Diğer yandan korku aslında tartışma götürmez biçimde bir duygu. Hüzün, gurur, utanç, neşe, öfke ya da heyecan gibi bir duygu. Bir duyguyu geçirmek her zaman iyi fikir midir peki? Şimdi kısaca “Duygu niye var?” sorusuna yanıt bulmaya çalışalım, sonra korkuya, oradan da deprem korkusuna geçeceğiz…
Duygu elbette insana özgü bir fenomen değil. En azından memelilerin hepsi ve omurgalıların da bir kısmı duyguya sahipler. Hatta Charles Darwin “The Expression Of Emotion In Man And Animals” isimli kitabında türler arasında duygu ifadelerini karşılaştırmıştır. Artık duygunun aralarında algı, dikkat, bellek, motivasyonel öncelikler, iletişim ve ifade, refleksler, enerji, beden fizyolojisi ve davranış gibi çok sayıda çıktıyı, “paket halinde” düzenleyen bir fenomen olduğunu biliyoruz (1). Cep telefonlarınızdaki “modları” düşünün. Mesela uçak modunda telefon şebekesi bağlantınız, wi-fi bağlantınız, bluetooth bağlantınız ve radyo bağlantınız kesiliyor ama kayıtlı bulunan fotoğraflarınıza bakabilir ve müzik dinleyebilirsiniz. Bu modun amacı bu işlevleri teker teker ayarlamak zorunda kalmamanız. Duygular için de “Pek çok zihinsel ve bedensel durumu düzenleyen modlar” diyebiliriz.
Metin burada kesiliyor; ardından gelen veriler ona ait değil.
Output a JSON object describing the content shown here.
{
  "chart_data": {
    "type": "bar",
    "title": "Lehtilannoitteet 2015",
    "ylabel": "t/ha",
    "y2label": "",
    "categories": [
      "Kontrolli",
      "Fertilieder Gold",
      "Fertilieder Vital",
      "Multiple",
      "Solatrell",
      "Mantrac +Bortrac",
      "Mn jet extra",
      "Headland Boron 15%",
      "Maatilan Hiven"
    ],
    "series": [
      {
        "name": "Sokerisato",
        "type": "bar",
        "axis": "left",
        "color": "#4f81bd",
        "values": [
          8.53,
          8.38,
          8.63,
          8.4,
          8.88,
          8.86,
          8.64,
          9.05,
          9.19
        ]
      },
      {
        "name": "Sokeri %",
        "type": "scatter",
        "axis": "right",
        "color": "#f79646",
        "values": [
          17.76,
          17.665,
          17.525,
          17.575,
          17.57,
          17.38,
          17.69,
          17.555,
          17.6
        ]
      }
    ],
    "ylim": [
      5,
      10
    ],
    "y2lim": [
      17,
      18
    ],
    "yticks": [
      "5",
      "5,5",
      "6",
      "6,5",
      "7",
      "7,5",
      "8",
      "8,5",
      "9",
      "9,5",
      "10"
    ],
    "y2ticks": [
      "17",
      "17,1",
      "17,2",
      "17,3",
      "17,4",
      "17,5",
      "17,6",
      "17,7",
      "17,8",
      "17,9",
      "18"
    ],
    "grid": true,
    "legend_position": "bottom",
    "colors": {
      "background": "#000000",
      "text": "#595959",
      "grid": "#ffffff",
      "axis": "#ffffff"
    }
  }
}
Korku bu düzenlemenin oldukça belirgin olduğu duygulardan birisidir. Özellikle bedensel (fizyolojik) değişikliklerden zengindir. Bir köpek tarafından kovalandığı için çok korkan bir çocuğu gözümüzün önüne getirelim. İlk bakışta gözleri kocaman açılmış, harcadığı bedensel eforla orantısız biçimde derin derin soluk alıp veren, burun kanatları açılmış, kan şekeri yükselmiş, çarpıntı yaşayan, titreyen, aklı fikri o köpekte olduğu için söylediğinizi anlayamayan hatta duyamayan, köpeğin olduğu yerden küçücük bir ses gelse irkilen bir halde olacaktır muhtemelen. Korku duygusu yukarıda bahsedilen düzenlemeyi gerçekleştirmiştir.
Yazık değil mi bu çocuğa? Korkmasa keşke…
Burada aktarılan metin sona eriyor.